Betty Borowski, de Greendale, nos arredores de Milwaukee, no estado de Wisconsin, foi encontrada na terça-feira e levada em estado crítico para o hospital, situação que não registou evolução até sábado, segundo informou uma sobrinha, Nancy DiMarco.
Betty, que vive sozinha, ficou presa sob o seu automóvel no domingo passado, aparentemente porque rastejou à procura das chaves, entalando a cabeça entre o eixo e o chão da garagem, explicou o chefe da polícia local, Rob Dams.
Na terça-feira, o carteiro reparou que a correspondência deixada na véspera não tinha sido levantada, pelo que perguntou aos vizinhos se sabiam do paradeiro da idosa.
Perante a resposta negativa, alertou a polícia que, finalmente, a descobriu debaixo do automóvel.
Os bombeiros locais içaram o automóvel e retiraram Betty Borowski, desidratada e confusa.
As chaves estavam na porta do automóvel.
http://diario.iol.pt/acredite-se-quiser/eua-idosos-carros-carteiro/969329-4088.html

Comentário dos salteadoresdaarca:
Dizem as estatísticas que dentro de uma geração vão existir 100 jovens para 500 idosos.

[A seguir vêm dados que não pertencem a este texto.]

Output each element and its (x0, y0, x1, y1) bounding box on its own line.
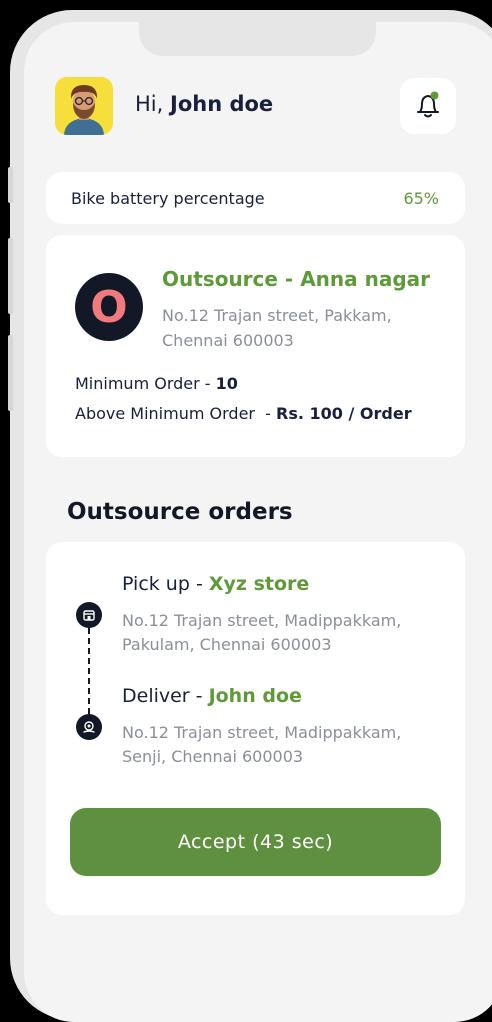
minimum-order-value: 10 (215, 374, 238, 393)
order-card: Pick up - Xyz store No.12 Trajan street,… (46, 542, 465, 915)
battery-label: Bike battery percentage (71, 189, 265, 208)
side-button-mute (8, 167, 13, 203)
greeting-prefix: Hi, (135, 92, 164, 116)
deliver-heading: Deliver - John doe (122, 685, 302, 707)
app-screen: Hi, John doe Bike battery percentage 65%… (24, 22, 492, 1022)
pickup-label: Pick up - (122, 573, 209, 595)
location-pin-icon (76, 714, 102, 740)
notification-button[interactable] (400, 78, 456, 134)
section-title: Outsource orders (67, 499, 293, 525)
phone-notch (139, 22, 376, 56)
user-name: John doe (170, 92, 274, 116)
side-button-volume-up (8, 238, 13, 314)
route-line (88, 628, 90, 714)
user-avatar-illustration (64, 85, 104, 135)
minimum-order: Minimum Order - 10 (75, 374, 238, 393)
accept-button[interactable]: Accept (43 sec) (70, 808, 441, 876)
greeting: Hi, John doe (135, 92, 273, 116)
outsource-title: Outsource - Anna nagar (162, 267, 431, 291)
store-icon (76, 602, 102, 628)
deliver-address: No.12 Trajan street, Madippakkam, Senji,… (122, 723, 402, 766)
bell-icon (417, 91, 439, 118)
outsource-card[interactable]: O Outsource - Anna nagar No.12 Trajan st… (46, 235, 465, 457)
above-minimum-value: Rs. 100 / Order (276, 404, 412, 423)
minimum-order-label: Minimum Order - (75, 374, 216, 393)
battery-value: 65% (403, 189, 439, 208)
above-minimum-order: Above Minimum Order - Rs. 100 / Order (75, 404, 412, 423)
pickup-name: Xyz store (208, 573, 310, 595)
pickup-address: No.12 Trajan street, Madippakkam, Pakula… (122, 611, 402, 654)
notification-dot (430, 91, 439, 100)
pickup-heading: Pick up - Xyz store (122, 573, 309, 595)
avatar[interactable] (55, 77, 113, 135)
deliver-label: Deliver - (122, 685, 209, 707)
battery-card: Bike battery percentage 65% (46, 172, 465, 224)
above-minimum-label: Above Minimum Order - (75, 404, 277, 423)
outsource-logo: O (75, 273, 143, 341)
deliver-name: John doe (208, 685, 302, 707)
side-button-volume-down (8, 335, 13, 411)
outsource-address: No.12 Trajan street, Pakkam, Chennai 600… (162, 306, 392, 350)
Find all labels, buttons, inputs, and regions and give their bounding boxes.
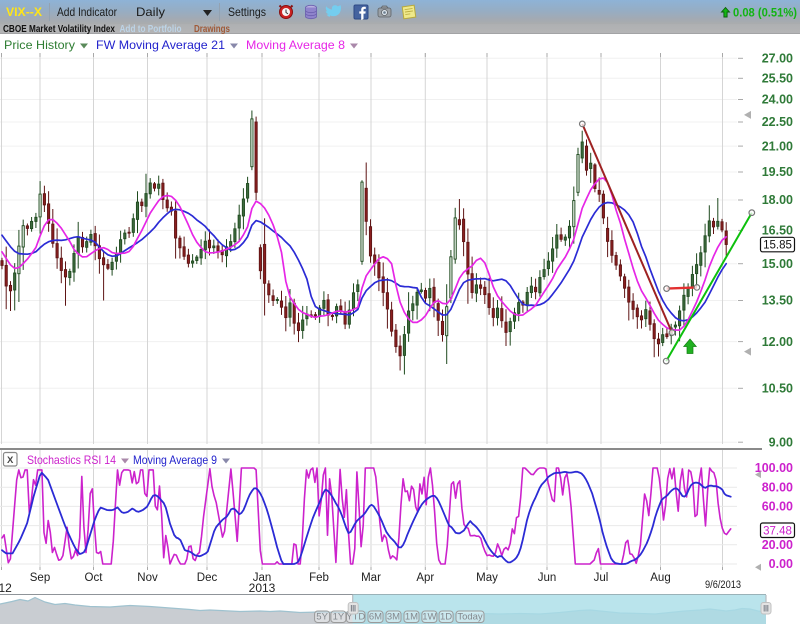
svg-text:25.50: 25.50 xyxy=(762,72,793,86)
svg-text:1Y: 1Y xyxy=(333,612,345,623)
svg-text:37.48: 37.48 xyxy=(763,525,792,537)
svg-text:9/6/2013: 9/6/2013 xyxy=(705,579,741,591)
svg-text:19.50: 19.50 xyxy=(762,165,793,179)
svg-text:5Y: 5Y xyxy=(316,612,328,623)
svg-text:15.00: 15.00 xyxy=(762,257,793,271)
svg-text:Mar: Mar xyxy=(361,572,381,584)
svg-text:Apr: Apr xyxy=(416,572,434,584)
svg-text:Stochastics RSI 14: Stochastics RSI 14 xyxy=(27,453,116,467)
svg-text:21.00: 21.00 xyxy=(762,139,793,153)
svg-text:1D: 1D xyxy=(440,612,452,623)
svg-text:13.50: 13.50 xyxy=(762,294,793,308)
svg-text:Oct: Oct xyxy=(85,572,104,584)
svg-text:Aug: Aug xyxy=(650,572,670,584)
svg-text:15.85: 15.85 xyxy=(763,240,792,252)
svg-text:X: X xyxy=(7,455,14,466)
svg-text:1M: 1M xyxy=(405,612,418,623)
svg-text:VIX--X: VIX--X xyxy=(6,5,42,19)
svg-text:Moving Average 8: Moving Average 8 xyxy=(246,38,345,52)
svg-text:CBOE Market Volatility Index: CBOE Market Volatility Index xyxy=(3,24,115,35)
svg-text:20.00: 20.00 xyxy=(762,538,793,552)
svg-text:Dec: Dec xyxy=(197,572,218,584)
svg-text:Add to Portfolio: Add to Portfolio xyxy=(120,24,182,35)
svg-text:2013: 2013 xyxy=(249,581,276,595)
svg-text:Jul: Jul xyxy=(594,572,609,584)
svg-text:2012: 2012 xyxy=(0,581,12,595)
svg-text:12.00: 12.00 xyxy=(762,335,793,349)
svg-text:Nov: Nov xyxy=(137,572,158,584)
svg-text:Today: Today xyxy=(457,612,483,623)
svg-text:6M: 6M xyxy=(369,612,382,623)
svg-text:Price History: Price History xyxy=(4,38,75,52)
svg-text:0.00: 0.00 xyxy=(769,557,793,571)
svg-text:18.00: 18.00 xyxy=(762,193,793,207)
svg-text:Moving Average 9: Moving Average 9 xyxy=(133,453,217,467)
svg-text:16.50: 16.50 xyxy=(762,224,793,238)
svg-text:80.00: 80.00 xyxy=(762,480,793,494)
svg-text:Add Indicator: Add Indicator xyxy=(57,5,117,19)
svg-text:Feb: Feb xyxy=(309,572,329,584)
svg-text:24.00: 24.00 xyxy=(762,93,793,107)
svg-text:27.00: 27.00 xyxy=(762,52,793,66)
svg-text:Daily: Daily xyxy=(136,5,165,19)
svg-text:1W: 1W xyxy=(422,612,436,623)
svg-text:Sep: Sep xyxy=(30,572,50,584)
svg-text:9.00: 9.00 xyxy=(769,435,793,449)
svg-text:0.08 (0.51%): 0.08 (0.51%) xyxy=(733,8,797,20)
svg-text:Drawings: Drawings xyxy=(194,24,230,35)
svg-text:3M: 3M xyxy=(387,612,400,623)
svg-text:May: May xyxy=(476,572,498,584)
svg-text:10.50: 10.50 xyxy=(762,382,793,396)
svg-text:Settings: Settings xyxy=(228,5,266,19)
svg-text:22.50: 22.50 xyxy=(762,115,793,129)
svg-text:Jun: Jun xyxy=(538,572,557,584)
svg-text:60.00: 60.00 xyxy=(762,500,793,514)
svg-text:FW Moving Average 21: FW Moving Average 21 xyxy=(96,38,225,52)
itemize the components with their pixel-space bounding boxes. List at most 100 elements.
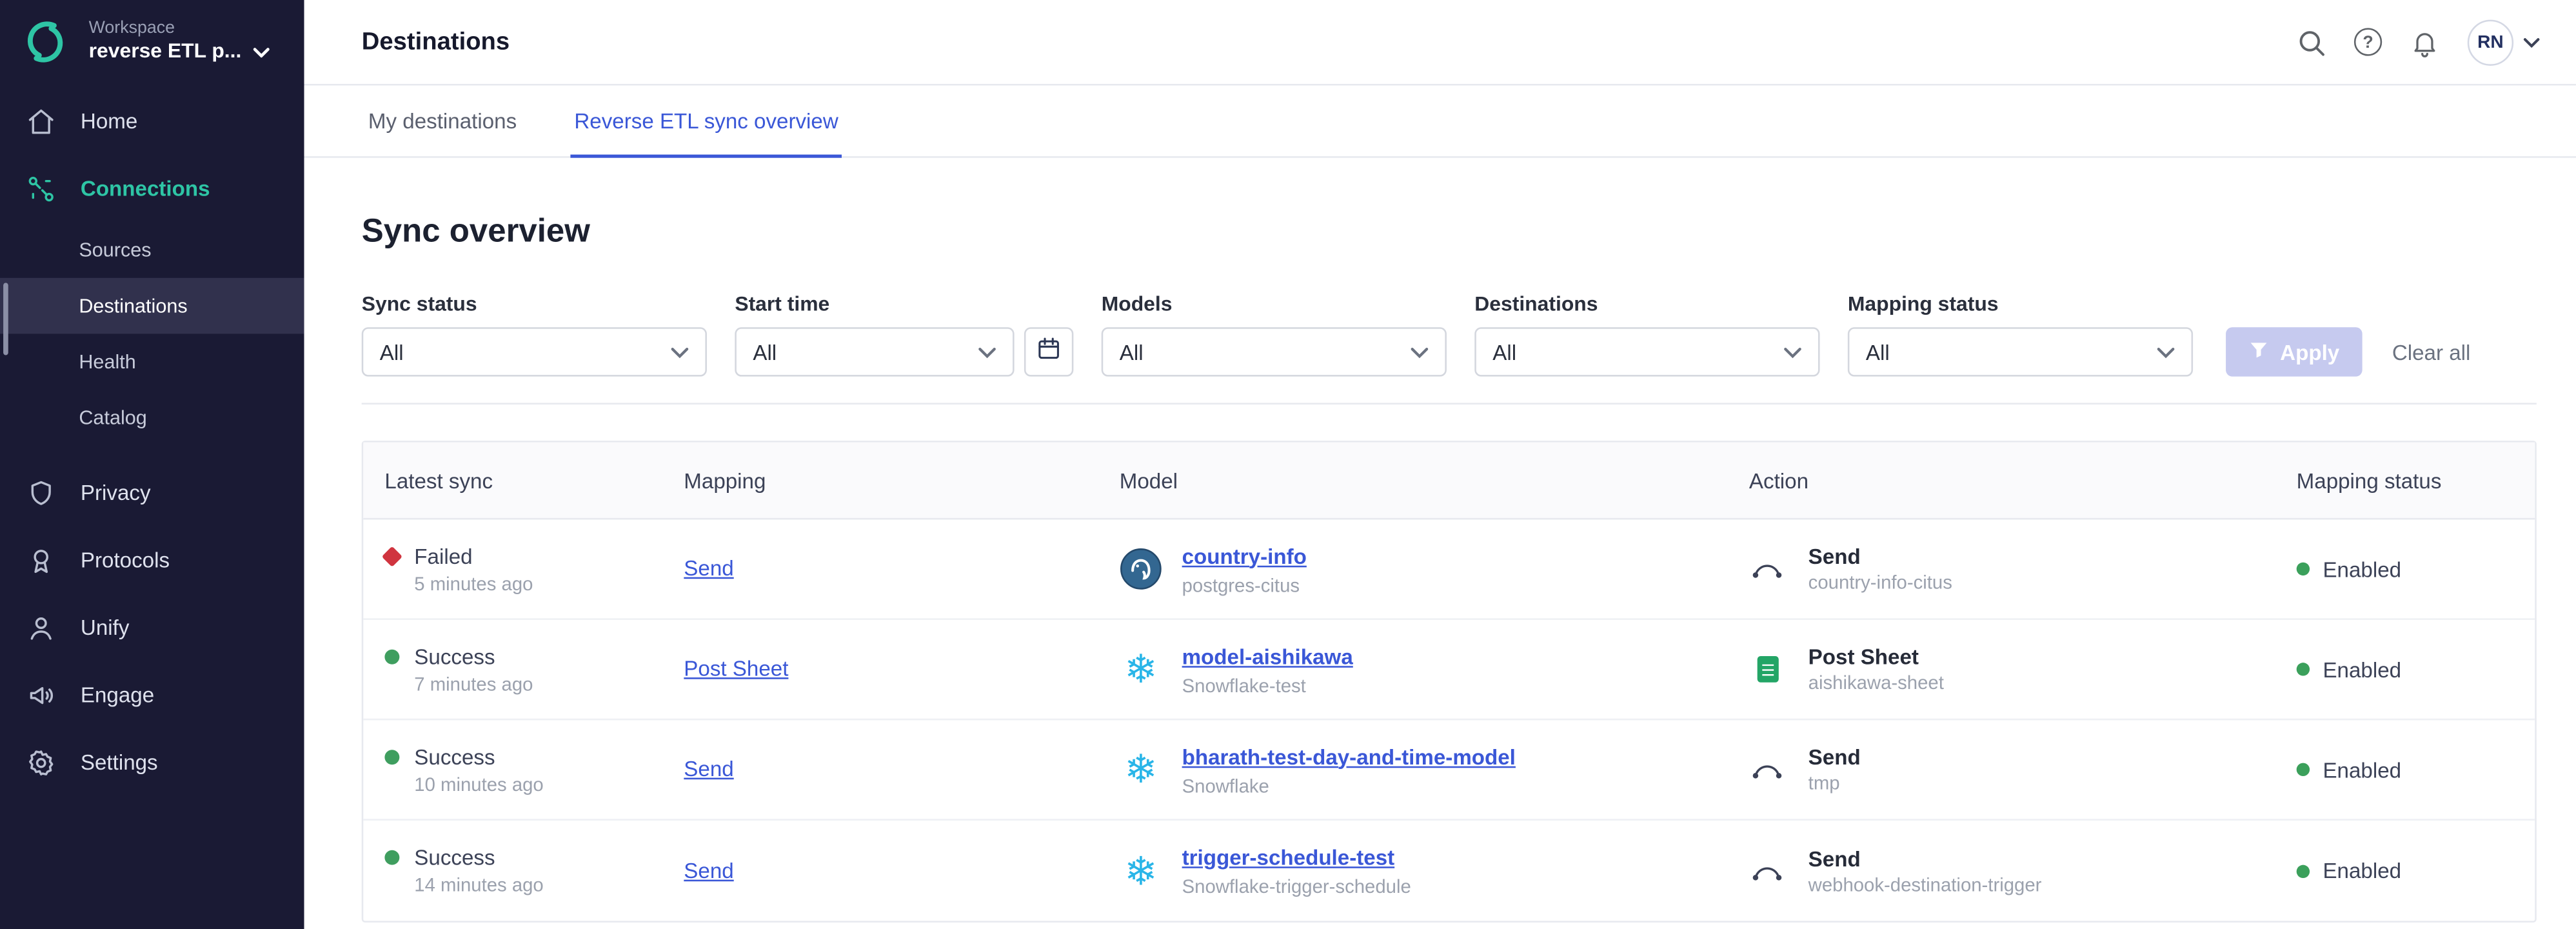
model-link[interactable]: bharath-test-day-and-time-model xyxy=(1182,744,1516,768)
webhook-icon xyxy=(1749,758,1785,781)
select-value: All xyxy=(753,339,777,364)
mapping-link[interactable]: Send xyxy=(684,756,733,781)
webhook-icon xyxy=(1749,859,1785,883)
destinations-select[interactable]: All xyxy=(1474,327,1819,376)
sidebar-item-home[interactable]: Home xyxy=(0,87,304,155)
rudderstack-logo-icon xyxy=(21,18,69,66)
mapping-link[interactable]: Send xyxy=(684,857,733,882)
mapping-status-text: Enabled xyxy=(2323,757,2401,782)
workspace-switcher[interactable]: Workspace reverse ETL p... xyxy=(0,0,304,81)
user-menu[interactable]: RN xyxy=(2468,19,2540,65)
sidebar-item-unify[interactable]: Unify xyxy=(0,594,304,661)
filter-label-destinations: Destinations xyxy=(1474,293,1819,316)
mapping-status-text: Enabled xyxy=(2323,657,2401,681)
sidebar-item-settings[interactable]: Settings xyxy=(0,728,304,796)
filter-bar: Sync status All Start time All xyxy=(362,293,2537,405)
filter-label-mapping-status: Mapping status xyxy=(1848,293,2193,316)
connections-icon xyxy=(26,174,56,203)
model-link[interactable]: country-info xyxy=(1182,543,1307,568)
sidebar-scrollbar[interactable] xyxy=(3,283,8,355)
sync-time: 7 minutes ago xyxy=(414,675,684,695)
table-header-row: Latest sync Mapping Model Action Mapping… xyxy=(363,443,2535,520)
select-value: All xyxy=(1492,339,1516,364)
chevron-down-icon xyxy=(253,48,269,57)
models-select[interactable]: All xyxy=(1102,327,1447,376)
sidebar-item-connections[interactable]: Connections xyxy=(0,155,304,223)
sidebar-item-engage[interactable]: Engage xyxy=(0,661,304,729)
apply-button[interactable]: Apply xyxy=(2226,327,2363,376)
mapping-status-text: Enabled xyxy=(2323,858,2401,883)
chevron-down-icon xyxy=(1783,346,1801,358)
success-status-icon xyxy=(384,850,399,865)
enabled-dot-icon xyxy=(2297,864,2310,877)
action-destination: aishikawa-sheet xyxy=(1808,674,1944,694)
chevron-down-icon xyxy=(978,346,996,358)
table-row: Success 10 minutes ago Send ❄ bharath-te… xyxy=(363,720,2535,820)
mapping-status-select[interactable]: All xyxy=(1848,327,2193,376)
sync-time: 5 minutes ago xyxy=(414,575,684,595)
select-value: All xyxy=(1120,339,1144,364)
clear-all-link[interactable]: Clear all xyxy=(2392,327,2471,376)
sync-time: 14 minutes ago xyxy=(414,877,684,897)
enabled-dot-icon xyxy=(2297,563,2310,575)
mapping-link[interactable]: Post Sheet xyxy=(684,656,788,681)
sidebar-item-sources[interactable]: Sources xyxy=(0,222,304,278)
page-title: Sync overview xyxy=(362,214,2537,252)
filter-label-models: Models xyxy=(1102,293,1447,316)
apply-label: Apply xyxy=(2280,339,2339,364)
select-value: All xyxy=(1866,339,1890,364)
model-source: Snowflake-trigger-schedule xyxy=(1182,878,1411,898)
snowflake-icon: ❄ xyxy=(1120,748,1162,791)
model-link[interactable]: model-aishikawa xyxy=(1182,644,1353,668)
action-destination: tmp xyxy=(1808,774,1861,794)
sidebar: Workspace reverse ETL p... Home xyxy=(0,0,304,929)
megaphone-icon xyxy=(26,680,56,710)
model-link[interactable]: trigger-schedule-test xyxy=(1182,845,1395,870)
sync-status-select[interactable]: All xyxy=(362,327,707,376)
model-source: postgres-citus xyxy=(1182,576,1307,596)
tab-reverse-etl-sync-overview[interactable]: Reverse ETL sync overview xyxy=(571,86,842,158)
sidebar-item-health[interactable]: Health xyxy=(0,334,304,390)
calendar-icon xyxy=(1036,335,1062,370)
topbar: Destinations ? RN xyxy=(304,0,2576,86)
sidebar-item-label: Protocols xyxy=(81,548,170,572)
tab-my-destinations[interactable]: My destinations xyxy=(365,86,520,158)
column-mapping-status: Mapping status xyxy=(2297,468,2519,492)
action-name: Send xyxy=(1808,544,1952,569)
table-row: Success 14 minutes ago Send ❄ trigger-sc… xyxy=(363,821,2535,921)
snowflake-icon: ❄ xyxy=(1120,849,1162,892)
mapping-link[interactable]: Send xyxy=(684,555,733,580)
badge-icon xyxy=(26,545,56,575)
action-name: Post Sheet xyxy=(1808,644,1944,669)
column-mapping: Mapping xyxy=(684,468,1119,492)
workspace-label: Workspace xyxy=(89,18,270,39)
sidebar-subitem-label: Catalog xyxy=(79,406,146,430)
avatar[interactable]: RN xyxy=(2468,19,2513,65)
search-icon[interactable] xyxy=(2297,27,2326,57)
sidebar-subitem-label: Health xyxy=(79,350,135,374)
start-time-select[interactable]: All xyxy=(735,327,1014,376)
sync-status-text: Failed xyxy=(414,543,472,568)
sidebar-item-protocols[interactable]: Protocols xyxy=(0,526,304,594)
sync-status-text: Success xyxy=(414,744,495,768)
chevron-down-icon xyxy=(2157,346,2175,358)
snowflake-icon: ❄ xyxy=(1120,648,1162,690)
bell-icon[interactable] xyxy=(2410,27,2440,57)
filter-label-start-time: Start time xyxy=(735,293,1073,316)
sidebar-subitem-label: Sources xyxy=(79,239,151,262)
success-status-icon xyxy=(384,749,399,764)
chevron-down-icon xyxy=(1411,346,1429,358)
help-icon[interactable]: ? xyxy=(2354,28,2382,55)
filter-label-sync-status: Sync status xyxy=(362,293,707,316)
sidebar-item-catalog[interactable]: Catalog xyxy=(0,390,304,446)
chevron-down-icon xyxy=(2523,37,2539,46)
tab-bar: My destinations Reverse ETL sync overvie… xyxy=(304,86,2576,158)
page-header-title: Destinations xyxy=(362,28,510,55)
calendar-button[interactable] xyxy=(1024,327,1073,376)
sync-status-text: Success xyxy=(414,644,495,668)
action-name: Send xyxy=(1808,745,1861,770)
sidebar-item-destinations[interactable]: Destinations xyxy=(0,278,304,334)
home-icon xyxy=(26,106,56,135)
sidebar-item-privacy[interactable]: Privacy xyxy=(0,459,304,526)
sidebar-item-label: Home xyxy=(81,108,137,133)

E nem é preciso ser um um grande pensador, nem sociológo, para ver o futuro deste País.
Jovens com trabalho precário, com vencimentos de 500 a 700 euros, sem conseguir subsistir às suas despesas, uma pobreza escondida, sem formação profissional adequada, rodeados de familiares idosos a necessitarem de atenção e de cuidados, de tempo para estar com os seus jovens. Tempo que os jovens não vão ter, porque vão ter que trabalhar mais horas e ter mais que um trabalho, para fazer face à renda de casa, prestação do carro, colégio dos filhos, àgua, luz, telefone, gás, gasolina. Vão ter necessáriamente que contrair dívidas, e levar a vida dos sobressaltos do pagamento dos seus passsivos. Hipotecar o seu futuro.
Enquanto os idosos deixados na sua solidão se conformam com as suas doenças, esperando que a morte quando vier seja suave e breve.